On August 22, 2016, Medivation publicly announced that it would be acquired by Pfizer in an all-cash tender offer, at a significant premium to the company's stock price. Over the course of the trading day, the price of Medivation shares rose by approximately 20%. On the same day, the price of Incyte shares rose by approximately 8%, and the value of Mr. Panuwat's stock options roughly doubled, giving him profits of $107,066.

The SEC claims that Mr. Panuwat violated Section 10(b) of the Securities Exchange Act of 1934 and Rule 10b-5 thereunder. The Complaint seeks an order (1) enjoining Mr. Panuwat from future violations of Section 10(b) and Rule 10b-5, (2) requiring him to pay a civil monetary penalty, and (3) barring him from serving as an officer or director of a public company.

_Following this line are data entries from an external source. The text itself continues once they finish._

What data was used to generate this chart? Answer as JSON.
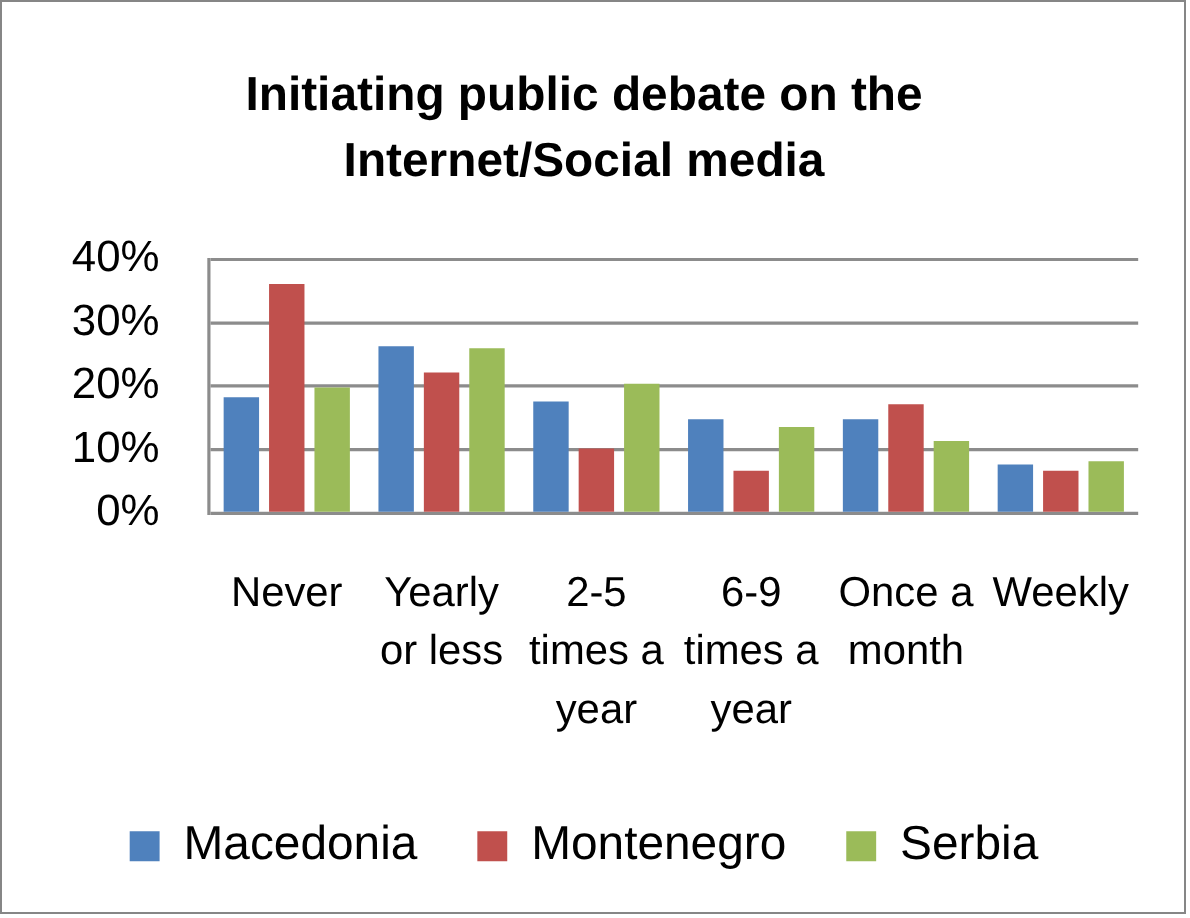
{
  "chart_data": {
    "type": "bar",
    "title": "Initiating public debate on the Internet/Social media",
    "categories": [
      "Never",
      "Yearly or less",
      "2-5 times a year",
      "6-9 times a year",
      "Once a month",
      "Weekly"
    ],
    "series": [
      {
        "name": "Macedonia",
        "color": "#4f81bd",
        "values": [
          18.3,
          26.3,
          17.6,
          14.8,
          14.8,
          7.7
        ]
      },
      {
        "name": "Montenegro",
        "color": "#c0504d",
        "values": [
          36.1,
          22.2,
          10.2,
          6.7,
          17.2,
          6.7
        ]
      },
      {
        "name": "Serbia",
        "color": "#9bbb59",
        "values": [
          19.8,
          26.0,
          20.4,
          13.6,
          11.4,
          8.2
        ]
      }
    ],
    "ylim": [
      0,
      40
    ],
    "yticks": [
      {
        "value": 0,
        "label": "0%"
      },
      {
        "value": 10,
        "label": "10%"
      },
      {
        "value": 20,
        "label": "20%"
      },
      {
        "value": 30,
        "label": "30%"
      },
      {
        "value": 40,
        "label": "40%"
      }
    ],
    "grid": "y",
    "legend": "bottom"
  }
}
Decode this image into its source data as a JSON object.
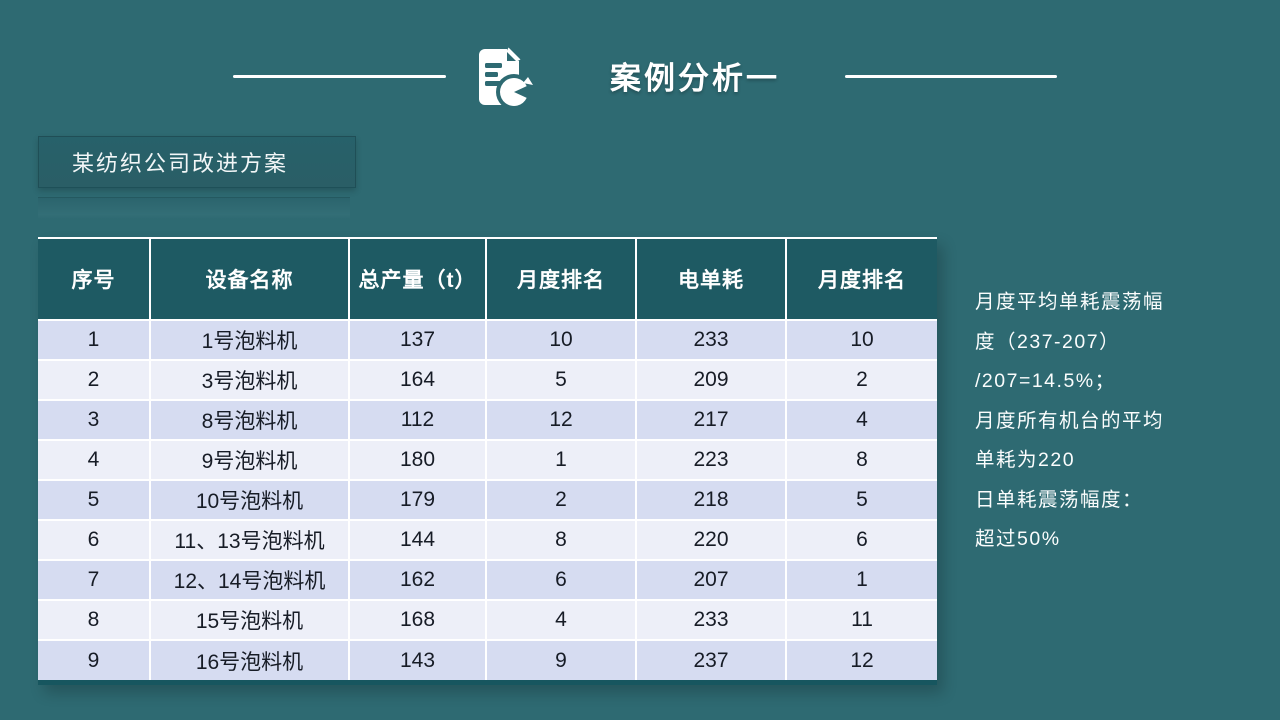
{
  "header": {
    "title": "案例分析一",
    "icon": "document-chart-icon"
  },
  "subtitle": {
    "label": "某纺织公司改进方案"
  },
  "table": {
    "columns": [
      "序号",
      "设备名称",
      "总产量（t）",
      "月度排名",
      "电单耗",
      "月度排名"
    ],
    "rows": [
      [
        "1",
        "1号泡料机",
        "137",
        "10",
        "233",
        "10"
      ],
      [
        "2",
        "3号泡料机",
        "164",
        "5",
        "209",
        "2"
      ],
      [
        "3",
        "8号泡料机",
        "112",
        "12",
        "217",
        "4"
      ],
      [
        "4",
        "9号泡料机",
        "180",
        "1",
        "223",
        "8"
      ],
      [
        "5",
        "10号泡料机",
        "179",
        "2",
        "218",
        "5"
      ],
      [
        "6",
        "11、13号泡料机",
        "144",
        "8",
        "220",
        "6"
      ],
      [
        "7",
        "12、14号泡料机",
        "162",
        "6",
        "207",
        "1"
      ],
      [
        "8",
        "15号泡料机",
        "168",
        "4",
        "233",
        "11"
      ],
      [
        "9",
        "16号泡料机",
        "143",
        "9",
        "237",
        "12"
      ]
    ]
  },
  "notes": {
    "lines": [
      "月度平均单耗震荡幅",
      "度（237-207）",
      "/207=14.5%；",
      "月度所有机台的平均",
      "单耗为220",
      "日单耗震荡幅度：",
      "超过50%"
    ]
  },
  "colors": {
    "background": "#2e6a72",
    "table_header": "#1e5a63",
    "row_odd": "#d6dcf1",
    "row_even": "#edeff8",
    "accent_dark": "#17565f",
    "text_light": "#ffffff",
    "text_dark": "#171c26"
  }
}
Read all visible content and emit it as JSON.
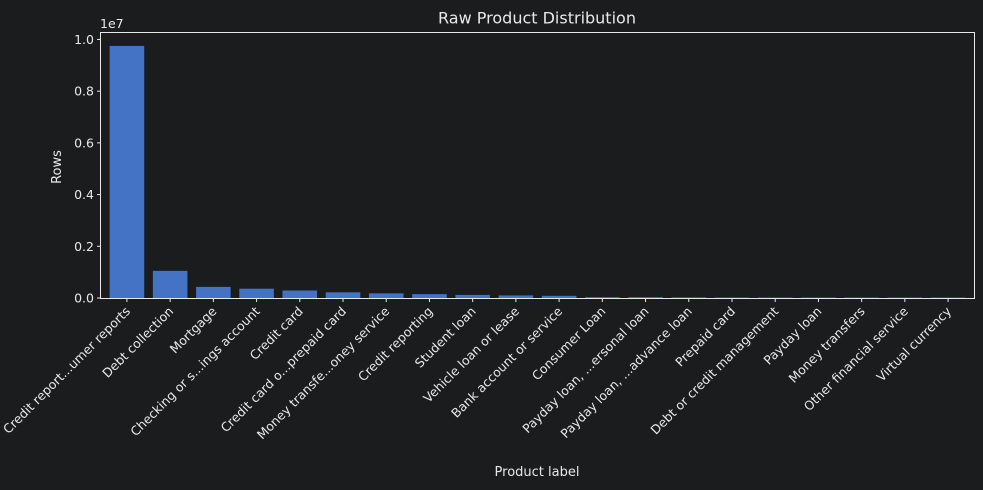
{
  "chart_data": {
    "type": "bar",
    "title": "Raw Product Distribution",
    "xlabel": "Product label",
    "ylabel": "Rows",
    "y_scale_label": "1e7",
    "y_multiplier": 10000000,
    "ylim": [
      0,
      10250000
    ],
    "yticks": [
      0,
      2000000,
      4000000,
      6000000,
      8000000,
      10000000
    ],
    "ytick_labels": [
      "0.0",
      "0.2",
      "0.4",
      "0.6",
      "0.8",
      "1.0"
    ],
    "bar_color": "#4472c4",
    "background_color": "#1a1c1e",
    "text_color": "#e8e8e8",
    "grid": false,
    "categories": [
      "Credit report...umer reports",
      "Debt collection",
      "Mortgage",
      "Checking or s...ings account",
      "Credit card",
      "Credit card o...prepaid card",
      "Money transfe...oney service",
      "Credit reporting",
      "Student loan",
      "Vehicle loan or lease",
      "Bank account or service",
      "Consumer Loan",
      "Payday loan, ...ersonal loan",
      "Payday loan, ...advance loan",
      "Prepaid card",
      "Debt or credit management",
      "Payday loan",
      "Money transfers",
      "Other financial service",
      "Virtual currency"
    ],
    "values": [
      9750000,
      1050000,
      430000,
      360000,
      290000,
      220000,
      180000,
      150000,
      120000,
      100000,
      86000,
      32000,
      32000,
      22000,
      16000,
      2000,
      1800,
      1500,
      1100,
      20
    ]
  }
}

In bringing this action, the SEC appears to be relying on a misappropriation theory, which the United States Supreme Court upheld in 1997 as a valid basis on which to impose insider trading liability in United States v. O'Hagan, 521 US 642 (1997). Under this theory, a person may be liable for insider trading if he or she uses material, nonpublic information for securities trading purposes in violation of a fiduciary duty owed to the information source.

The twist in this case, however, is that the information Mr. Panuwat allegedly received was not directly about the company whose securities he traded, and the information did not arise from any dealings between his employer and Incyte. The SEC likely will face challenges in showing that Medivation's policies created a fiduciary duty that Mr. Panuwat breached, and that the information was material to Incyte. The Complaint alleges that Mr. Panuwat had agreed to maintain the confidentiality of Medivation's information and that Medivation's insider trading policy expressly prohibited Mr. Panuwat from using confidential information about Medivation to trade in the securities of any publicly-traded company. The Complaint also alleges that Mr. Panuwat knew that investment bankers had identified Incyte as a Medivation peer company and that the acquisition of Medivation likely would lead to an increase in Incyte's stock price. Whether the misappropriation theory extends to this set of facts remains to be determined.

It is notable that the trading activity described in the Complaint came to the attention of the SEC's Enforcement Division in the first place, given the fact that the company whose securities were traded was not part of the acquisition. The case may signal a more expansive enforcement approach by the SEC. It also serves as a reminder to companies to include language in their insider trading policies prohibiting transactions in the securities of other companies.